The current version of this patch is similar to V1 of D65848, but we removed TLS because of this comment on LLVM_THREAD_LOCAL in include/llvm/Support/Compiler.h:

/// This is essentially an extremely restricted analog to C++11's thread_local
/// support. It uses thread_local if available, falling back on gcc __thread
/// if not. __thread doesn't support many of the C++11 thread_local's
/// features. You should only use this for PODs that you can statically
/// initialize to some constant value. In almost all circumstances this is most
/// appropriate for use with a pointer, integer, or small aggregation of
/// pointers and integers.

We should consider having singleton instance and use LLVM's synchronization support to guard updating.
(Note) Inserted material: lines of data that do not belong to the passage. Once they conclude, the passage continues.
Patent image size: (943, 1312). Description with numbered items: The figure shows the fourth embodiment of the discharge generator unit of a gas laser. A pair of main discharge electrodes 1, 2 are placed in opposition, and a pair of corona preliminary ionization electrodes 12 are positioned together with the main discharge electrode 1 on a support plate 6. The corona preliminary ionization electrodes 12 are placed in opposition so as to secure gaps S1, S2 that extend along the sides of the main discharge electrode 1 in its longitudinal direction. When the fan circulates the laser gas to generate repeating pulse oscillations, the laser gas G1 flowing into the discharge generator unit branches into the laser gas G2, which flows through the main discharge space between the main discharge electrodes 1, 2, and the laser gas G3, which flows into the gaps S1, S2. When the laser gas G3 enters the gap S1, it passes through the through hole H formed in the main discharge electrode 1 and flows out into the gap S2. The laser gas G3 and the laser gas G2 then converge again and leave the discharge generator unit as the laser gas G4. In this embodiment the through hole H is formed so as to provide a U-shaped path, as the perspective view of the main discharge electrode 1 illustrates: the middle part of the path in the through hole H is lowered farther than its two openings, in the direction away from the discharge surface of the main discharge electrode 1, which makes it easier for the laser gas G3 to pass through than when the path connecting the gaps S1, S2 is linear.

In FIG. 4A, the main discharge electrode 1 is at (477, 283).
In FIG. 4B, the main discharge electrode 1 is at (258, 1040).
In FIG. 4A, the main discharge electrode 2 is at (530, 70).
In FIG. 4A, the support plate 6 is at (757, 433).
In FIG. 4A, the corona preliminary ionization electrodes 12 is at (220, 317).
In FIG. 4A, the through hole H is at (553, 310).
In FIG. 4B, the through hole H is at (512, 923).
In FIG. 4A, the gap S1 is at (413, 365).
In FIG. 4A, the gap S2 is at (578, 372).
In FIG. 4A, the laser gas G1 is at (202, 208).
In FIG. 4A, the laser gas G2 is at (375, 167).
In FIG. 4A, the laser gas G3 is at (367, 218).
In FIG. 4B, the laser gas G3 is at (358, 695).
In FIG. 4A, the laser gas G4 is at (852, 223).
Assuming updating the map is rare so the contention should have low runtime impact.

We should consider having singleton instance and use LLVM's synchronization support to guard updating. Assuming updating the map is rare so the contention should have low runtime impact.

Essentially this is per-module map that needs to be accessed from FunctionSamples. For local (non-distributed) ThinLTO, each thin-backend thread will build part of the map (for symbols in that module) and access that part of the map, so write is not uncommon and contention could be common. I think TLS is the best option if it's available to use.
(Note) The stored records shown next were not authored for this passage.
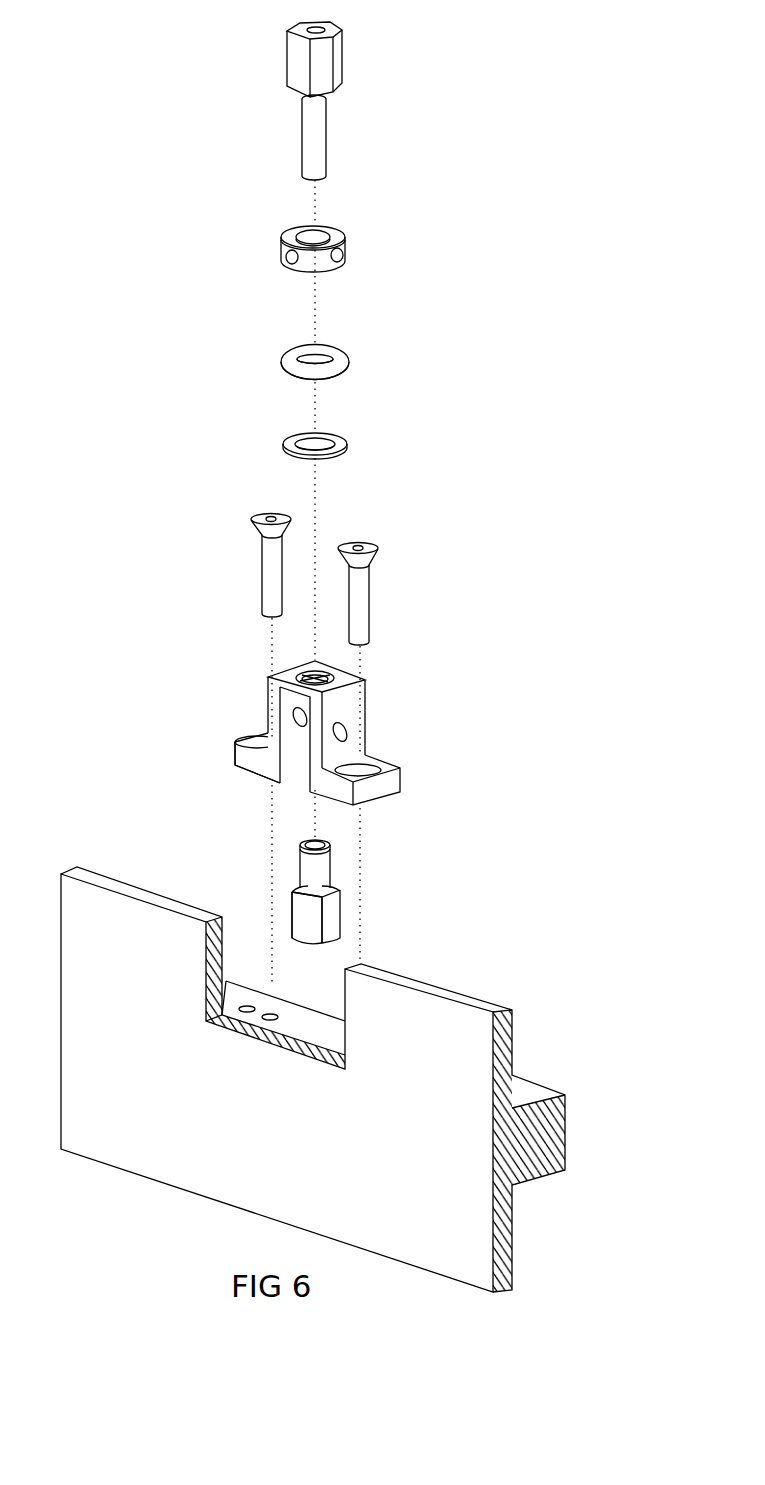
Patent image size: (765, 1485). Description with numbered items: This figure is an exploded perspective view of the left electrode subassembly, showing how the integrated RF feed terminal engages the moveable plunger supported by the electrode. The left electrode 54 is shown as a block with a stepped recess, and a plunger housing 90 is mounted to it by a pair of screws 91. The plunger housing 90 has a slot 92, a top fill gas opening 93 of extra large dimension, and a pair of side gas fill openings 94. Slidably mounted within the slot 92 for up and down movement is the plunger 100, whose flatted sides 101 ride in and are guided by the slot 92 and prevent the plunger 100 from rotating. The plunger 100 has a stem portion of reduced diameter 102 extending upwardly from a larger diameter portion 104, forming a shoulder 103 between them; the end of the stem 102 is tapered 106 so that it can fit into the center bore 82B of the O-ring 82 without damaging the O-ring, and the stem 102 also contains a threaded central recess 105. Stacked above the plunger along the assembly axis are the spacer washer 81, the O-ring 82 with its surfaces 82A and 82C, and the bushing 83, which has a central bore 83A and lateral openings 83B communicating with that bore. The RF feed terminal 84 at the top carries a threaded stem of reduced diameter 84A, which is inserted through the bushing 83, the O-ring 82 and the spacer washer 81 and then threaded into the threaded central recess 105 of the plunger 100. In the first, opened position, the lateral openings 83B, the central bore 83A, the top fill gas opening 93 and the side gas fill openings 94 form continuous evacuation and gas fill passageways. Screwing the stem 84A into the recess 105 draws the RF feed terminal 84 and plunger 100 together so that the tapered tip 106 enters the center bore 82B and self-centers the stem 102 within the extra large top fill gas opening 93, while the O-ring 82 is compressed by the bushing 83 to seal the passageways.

The left electrode 54 is at (437, 993).
The spacer washer 81 is at (345, 448).
The O-ring 82 is at (305, 370).
The washer inner bore 82A is at (300, 354).
The center bore of O-ring 82B is at (308, 357).
The washer outer surface 82C is at (337, 370).
The bushing 83 is at (345, 232).
The central bore of bushing 83A is at (318, 233).
The lateral opening of bushing 83B is at (348, 258).
The RF feed terminal 84 is at (328, 65).
The threaded stem of RF feed terminal 84A is at (313, 138).
The plunger housing 90 is at (350, 728).
The screw 91 is at (367, 543).
The slot 92 is at (297, 748).
The top fill gas opening 93 is at (343, 676).
The side gas fill opening 94 is at (312, 677).
The plunger 100 is at (370, 875).
The flatted side 101 is at (332, 917).
The stem portion of reduced diameter 102 is at (473, 844).
The shoulder 103 is at (297, 888).
The larger diameter portion 104 is at (308, 930).
The threaded central recess 105 is at (325, 838).
The tapered end 106 is at (330, 853).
OTOH, what's the total size of FunctionSamples, and how significant is saving 8 byte in it?

hoy added a comment.Jun 23 2023, 5:15 PM

We should consider having singleton instance and use LLVM's synchronization support to guard updating. Assuming updating the map is rare so the contention should have low runtime impact.

Essentially this is per-module map that needs to be accessed from FunctionSamples. For local (non-distributed) ThinLTO, each thin-backend thread will build part of the map (for symbols in that module) and access that part of the map, so write is not uncommon and contention could be common. I think TLS is the best option if it's available to use.

OTOH, what's the total size of FunctionSamples, and how significant is saving 8 byte in it?

TLS is now available since LLVM_ENABLE_THREADS is on by default, but on some platforms it's still off. A safe way might be to condition the current change under LLVM_ENABLE_THREADS.

A safe way might be to condition the current change under LLVM_ENABLE_THREADS.

I don't think it's a good idea to sprinkle LLVM_ENABLE_THREADS in a bunch of places just for this.

We should consider having singleton instance and use LLVM's synchronization support to guard updating. Assuming updating the map is rare so the contention should have low runtime impact.

Essentially this is per-module map that needs to be accessed from FunctionSamples. For local (non-distributed) ThinLTO, each thin-backend thread will build part of the map (for symbols in that module) and access that part of the map, so write is not uncommon and contention could be common. I think TLS is the best option if it's available to use.

Is this map initialized once and used mostly readonly? if that is the case, serializing initialization from all threads (in the order of tens, not hundreds) is no different from one static initialization done globally. Anyway, the effect needs to be measured to verify.

OTOH, what's the total size of FunctionSamples, and how significant is saving 8 byte in it?

We should consider having singleton instance and use LLVM's synchronization support to guard updating. Assuming updating the map is rare so the contention should have low runtime impact.

Essentially this is per-module map that needs to be accessed from FunctionSamples. For local (non-distributed) ThinLTO, each thin-backend thread will build part of the map (for symbols in that module) and access that part of the map, so write is not uncommon and contention could be common. I think TLS is the best option if it's available to use.

Is this map initialized once and used mostly readonly? if that is the case, serializing initialization from all threads (in the order of tens, not hundreds) is no different from one static initialization done globally. Anyway, the effect needs to be measured to verify.

Nope. The map will be written to every time a thread picks up a new module to run thin-backend. When processing a new module, name mapping for functions in that module will need to be written to the map. So we can't really front load all writes for each thread, as this is like a per-module map.

OTOH, what's the total size of FunctionSamples, and how significant is saving 8 byte in it?

Sorry for delayed response. This fell through the cracks..